I had a medical appointment Friday in a part of Manhattan that you can’t really get to easily by subway. Someday there will be a 2nd Avenue line, but until then? You take a cab.
I don’t take cabs all that often, so even after seven years in New York, it still almost always feels like an original experience: You get into a car with someone you do not know, you tell him where to take you, and then: You are a passenger.
There are so many ways you can spend that time: look out the window, look at your phone, text people, read emails, make a call, close your eyes, talk to the cabbie.
Sometimes I have to work up a little nerve, but I usually talk to the cabbie, see how that goes. Sometimes it goes nowhere.
On Friday, the cabbie was listening to talk radio: some back-and-forth about Trump.
“So, what’s gonna happen with this campaign?” I said.
No response. I thought he hadn’t heard me but then realized he was formulating his answer.
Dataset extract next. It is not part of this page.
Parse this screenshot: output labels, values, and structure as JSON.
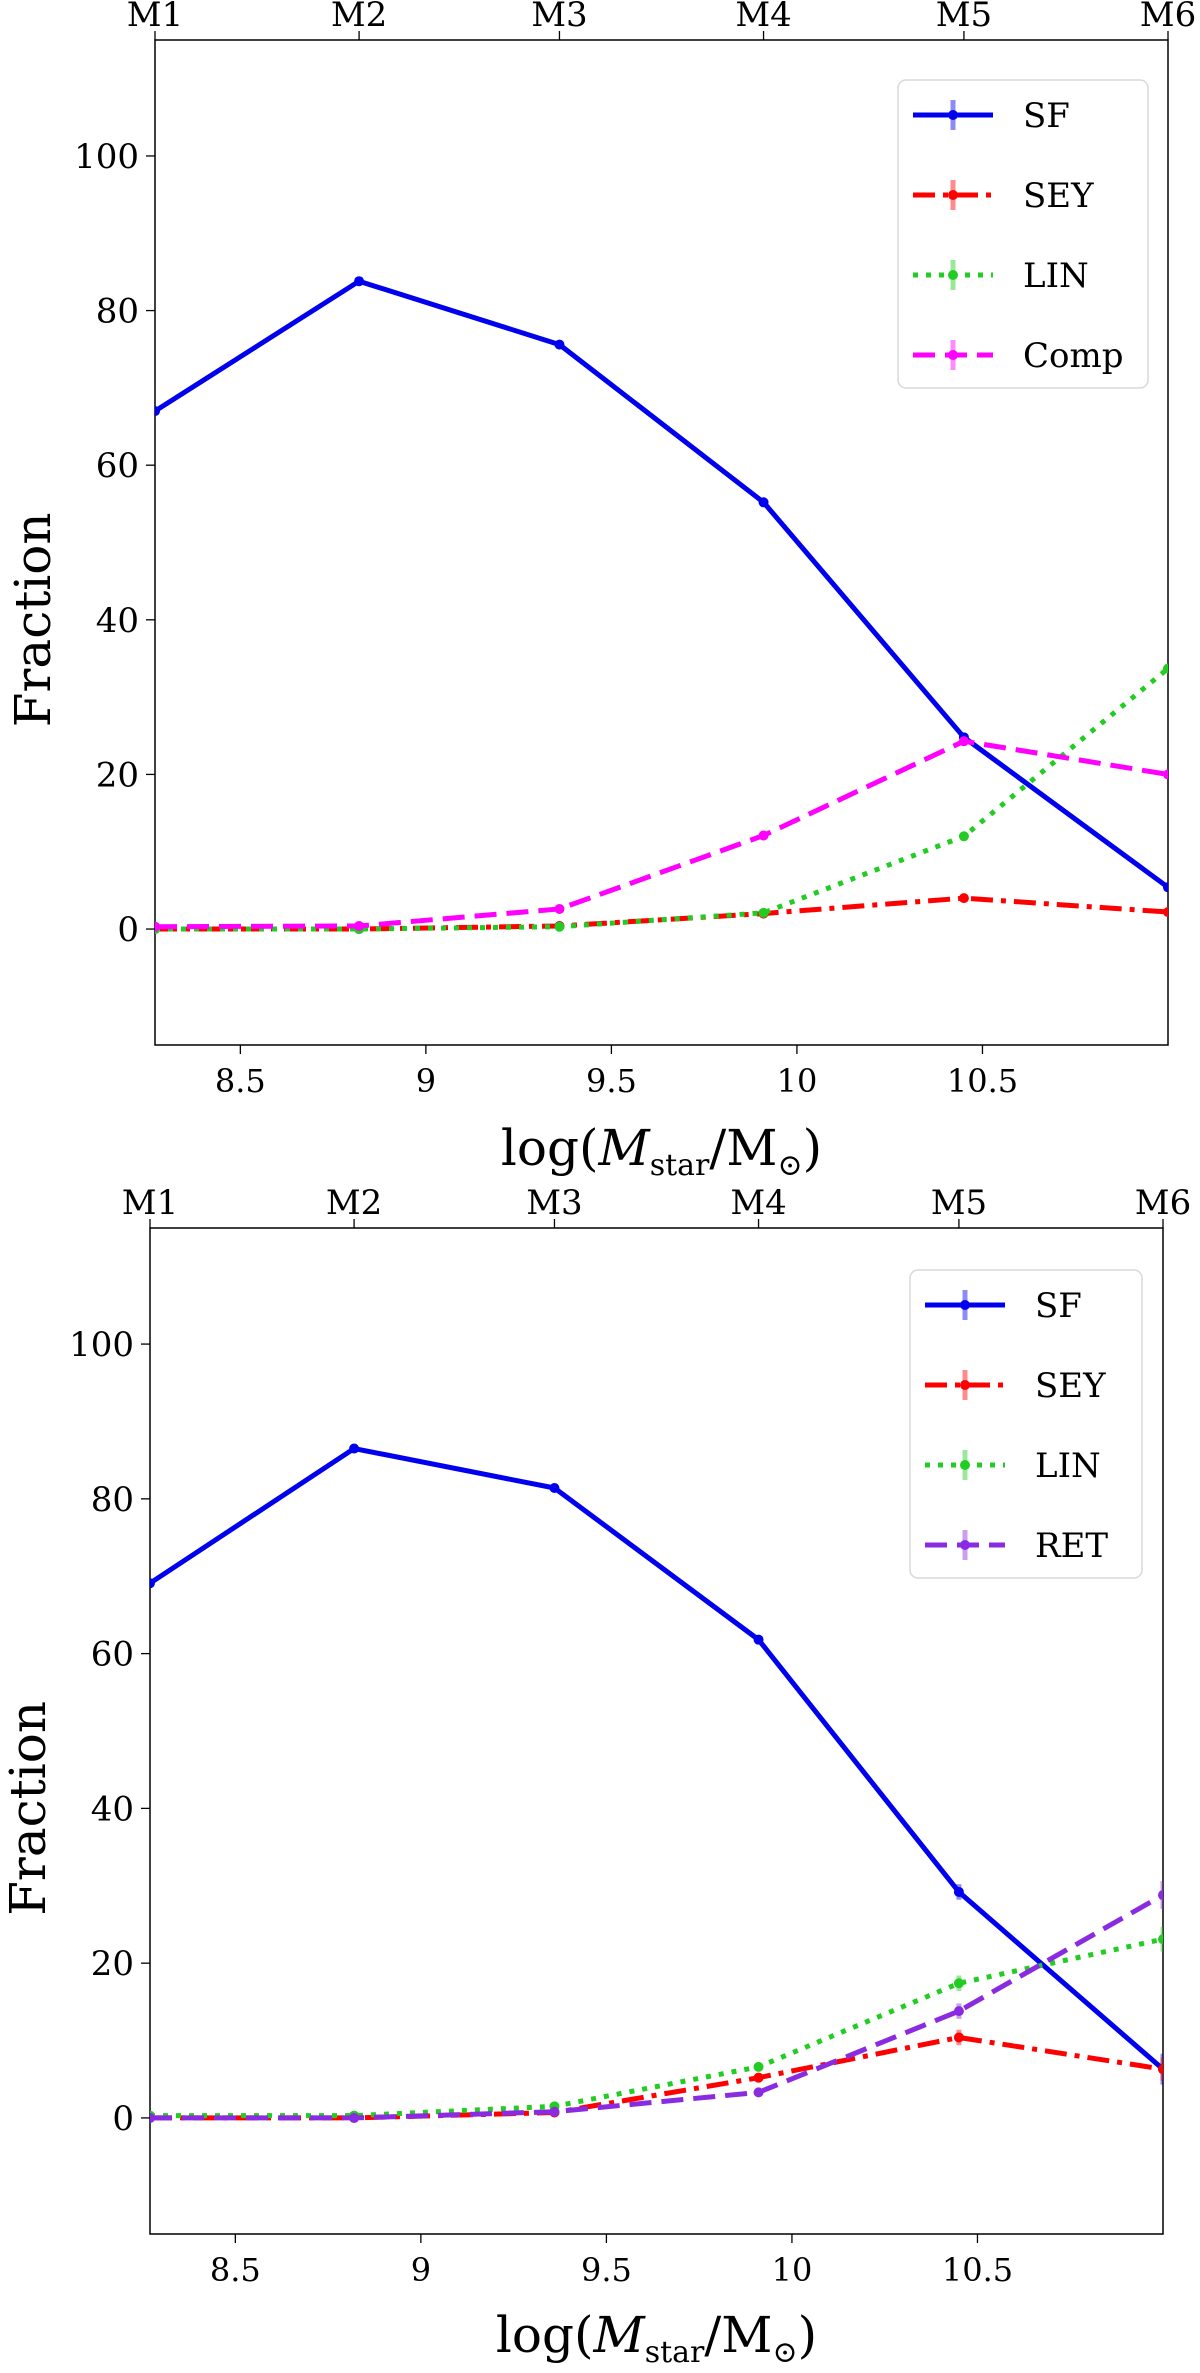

“I don’t know, I haven’t voted since Jimmy Carter–that was the end for me.”
It was such a good answer.
“Jimmy Carter!” I responded, crouching forward. “Wow, man, that is commitment right there. I gave up for a while after Bill Clinton, all that impeachment bullshit. I hardly remember the Bush years, to be honest, I really don’t–”
He shot me a glance.
“–But then, Obama came along,” I added, “and I was smitten.”
He nodded, but not in agreement: “They’re all the same, always will be; it’s a militarized economy, the U.S.” He went on to cite statistics from every war America has been involved in since WWII–Vietnam, Iraq, Afghanistan, Syria, other military operations; he knew what he was talking about. “Thousands and thousands of people slaughtered,” he continued, his voice rising. “Millions of dollars spent–millions! For what? For what..? For money. Money.”
I sat back. “Yeah,” I murmured.
I didn’t mention this yet, but the cabbie was very dark-skinned, around 65, and had a pretty heavy accent–beautiful, French somehow; I couldn’t place it. “Where are you from originally?”
He looked in the rear view. “West Africa.”
“Where in West Africa? Ivory Coast?”
I nodded, looking for it on a mental map.
“Been here forty years,” he added. “Forty years ago, got to New York, got my citizenship.”
So: I thought to myself, he moved here in 1976, voted for Carter, saw how that went, then he gave up. Oh, America.
Traffic was terrible, and I was already late for my appointment. I called the office and told them I was five minutes away–ever the optimist. We were close, but it was going to take way more than five minutes; cars weren’t even moving anymore; it’d be faster to walk the last couple blocks. The cabbie agreed: “…New York…” he said sort of under his breath but chuckling at the same time. He had a sense of humor about all of this.
“Listen, I’ll get out here, you can just pull over.”
He did so. I paid the fare, tipped him, told him my name, and he told me his. We shook hands through the window between driver and passenger.
“Take it easy, boss, nice to talk to you,” he said.